You are exactly right. You are dealing with real issues—issues that are every bit as threatening as the army that would soon “be on Judah’s doorstep. So maybe you had better deal with them the same way Jehoshaphat dealt with the Moabites and the Ammonites:
Early in the morning they left for the Desert of Tekoa. As they set out, Jehoshaphat stood and said, “Listen to me, Judah and people of Jerusalem! Have faith in the Lord your God and you will be upheld; have faith in His prophets and you will be successful.” After consulting the people, Jehoshaphat appointed men to sing to the Lord and to praise Him for the splendor of His holiness as they went out at the head of the army, saying: “Give thanks to the Lord, for His love endures forever” (2 Chronicles 20:20-21). “What did Jehoshaphat do? As he led his people into battle, he said, “Let’s sing. I want you to thank God for His faithfulness and to celebrate His love. Tell Him how beautiful His holiness is.”
This may appear to be an unreasonable response, but let’s see how it worked out. “As they began to sing and praise, the Lord set ambushes against the men … who were invading Judah, and they were defeated. The men of Ammon and Moab rose up against the men from Mount Seir to destroy and annihilate them. After they finished slaughtering the men from Seir, they helped to destroy one another. When the men of Judah came to the place that overlooks the desert and looked toward the vast army, they saw only dead bodies lying on the ground; no one had escaped (2 Chronicles 20:22-24).

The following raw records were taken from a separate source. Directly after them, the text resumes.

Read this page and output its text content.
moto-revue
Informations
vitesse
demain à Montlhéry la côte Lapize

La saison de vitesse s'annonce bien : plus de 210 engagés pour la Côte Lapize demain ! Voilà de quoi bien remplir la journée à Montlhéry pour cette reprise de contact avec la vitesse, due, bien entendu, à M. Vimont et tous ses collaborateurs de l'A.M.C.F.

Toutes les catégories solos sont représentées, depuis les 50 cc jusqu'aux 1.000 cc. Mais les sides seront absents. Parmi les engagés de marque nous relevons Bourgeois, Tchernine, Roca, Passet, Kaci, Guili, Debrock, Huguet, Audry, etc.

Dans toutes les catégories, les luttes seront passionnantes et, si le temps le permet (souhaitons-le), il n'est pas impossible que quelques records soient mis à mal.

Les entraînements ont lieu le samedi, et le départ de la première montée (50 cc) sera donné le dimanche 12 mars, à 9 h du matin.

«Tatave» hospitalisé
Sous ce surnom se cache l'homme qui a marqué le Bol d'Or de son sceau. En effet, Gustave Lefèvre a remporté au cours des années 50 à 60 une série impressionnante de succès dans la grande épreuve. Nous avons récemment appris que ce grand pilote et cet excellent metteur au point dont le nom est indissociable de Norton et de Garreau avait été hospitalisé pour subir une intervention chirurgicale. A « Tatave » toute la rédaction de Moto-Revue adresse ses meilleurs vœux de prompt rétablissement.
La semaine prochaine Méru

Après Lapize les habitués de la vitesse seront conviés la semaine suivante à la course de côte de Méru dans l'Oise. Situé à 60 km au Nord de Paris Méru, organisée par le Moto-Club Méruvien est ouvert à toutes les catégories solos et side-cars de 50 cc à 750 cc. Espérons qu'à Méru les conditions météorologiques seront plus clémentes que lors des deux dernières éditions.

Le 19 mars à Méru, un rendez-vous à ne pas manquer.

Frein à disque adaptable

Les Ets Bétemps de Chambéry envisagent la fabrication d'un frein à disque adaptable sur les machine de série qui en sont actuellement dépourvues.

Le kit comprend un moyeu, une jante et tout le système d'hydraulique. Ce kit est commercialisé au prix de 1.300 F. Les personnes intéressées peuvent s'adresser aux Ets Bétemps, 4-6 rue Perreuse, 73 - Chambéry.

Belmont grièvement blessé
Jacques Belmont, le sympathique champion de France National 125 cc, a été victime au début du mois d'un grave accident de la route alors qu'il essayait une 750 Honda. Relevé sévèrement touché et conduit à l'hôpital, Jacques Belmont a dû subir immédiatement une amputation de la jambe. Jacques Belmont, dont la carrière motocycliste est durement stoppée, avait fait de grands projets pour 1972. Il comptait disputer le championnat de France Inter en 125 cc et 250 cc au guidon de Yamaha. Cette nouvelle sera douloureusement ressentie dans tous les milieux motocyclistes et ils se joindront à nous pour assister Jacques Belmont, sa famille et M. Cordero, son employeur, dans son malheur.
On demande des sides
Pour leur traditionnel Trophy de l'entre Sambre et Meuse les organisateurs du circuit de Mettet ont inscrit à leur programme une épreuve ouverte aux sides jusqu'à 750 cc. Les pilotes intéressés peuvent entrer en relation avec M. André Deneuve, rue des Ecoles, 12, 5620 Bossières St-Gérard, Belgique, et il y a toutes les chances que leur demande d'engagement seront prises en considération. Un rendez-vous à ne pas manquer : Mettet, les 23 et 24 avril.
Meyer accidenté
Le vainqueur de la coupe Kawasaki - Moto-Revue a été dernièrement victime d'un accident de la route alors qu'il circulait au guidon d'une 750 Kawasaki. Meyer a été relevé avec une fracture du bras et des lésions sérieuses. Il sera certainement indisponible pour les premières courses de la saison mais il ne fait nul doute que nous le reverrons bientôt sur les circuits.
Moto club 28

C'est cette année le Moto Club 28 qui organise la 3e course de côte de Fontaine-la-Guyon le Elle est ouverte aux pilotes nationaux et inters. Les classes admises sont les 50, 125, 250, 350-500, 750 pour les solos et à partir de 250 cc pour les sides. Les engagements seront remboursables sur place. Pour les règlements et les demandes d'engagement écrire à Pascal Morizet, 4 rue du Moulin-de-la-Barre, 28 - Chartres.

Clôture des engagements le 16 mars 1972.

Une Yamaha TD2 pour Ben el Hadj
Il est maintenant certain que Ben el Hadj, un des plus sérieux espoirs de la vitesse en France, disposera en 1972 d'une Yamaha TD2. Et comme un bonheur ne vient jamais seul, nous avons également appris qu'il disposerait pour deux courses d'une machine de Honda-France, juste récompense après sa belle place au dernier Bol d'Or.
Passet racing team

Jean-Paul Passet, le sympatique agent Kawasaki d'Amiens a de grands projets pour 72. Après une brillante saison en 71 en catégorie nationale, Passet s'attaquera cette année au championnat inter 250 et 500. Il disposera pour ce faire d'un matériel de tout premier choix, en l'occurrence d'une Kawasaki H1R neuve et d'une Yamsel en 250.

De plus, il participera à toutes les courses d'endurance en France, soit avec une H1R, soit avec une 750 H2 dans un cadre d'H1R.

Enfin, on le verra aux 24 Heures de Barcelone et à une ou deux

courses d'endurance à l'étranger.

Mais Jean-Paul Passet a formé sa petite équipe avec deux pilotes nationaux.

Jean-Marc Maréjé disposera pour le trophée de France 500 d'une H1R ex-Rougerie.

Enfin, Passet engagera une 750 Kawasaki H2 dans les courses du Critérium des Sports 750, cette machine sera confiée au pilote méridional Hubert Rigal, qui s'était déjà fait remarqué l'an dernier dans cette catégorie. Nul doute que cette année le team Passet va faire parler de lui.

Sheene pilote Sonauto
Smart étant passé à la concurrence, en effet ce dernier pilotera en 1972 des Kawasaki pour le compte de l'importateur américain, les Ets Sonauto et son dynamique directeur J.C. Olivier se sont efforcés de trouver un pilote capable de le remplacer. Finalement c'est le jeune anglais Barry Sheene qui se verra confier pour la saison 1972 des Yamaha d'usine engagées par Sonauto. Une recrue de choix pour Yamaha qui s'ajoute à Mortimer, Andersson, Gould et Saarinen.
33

Wow! Not one man from the attacking army escaped the vindication of God. “To understand what was so special about Judah’s victory, you need to understand the “significance of their praise. Those singers out in front of the army weren’t just having a casual praise session. They were doing serious business because they were appealing to God’s integrity. This is what “the splendor of God’s holiness” (vs. 21) refers to. His holiness means that He can’t do anything other than what He has promised. Therefore, the men at the head of the army were praising God as though the army coming at them was already dead! They were rejoicing in God’s faithfulness before He had been faithful. Why could they do this? They believed that the One who had made the promise would do exactly what He had said:
You will not have to fight this battle. Take up your positions; stand firm and see the deliverance the Lord will give you, O Judah and Jerusalem. Do not be afraid; do not be discouraged. Go out to face them tomorrow, and the Lord will be with you (2 Chronicles 20:17).”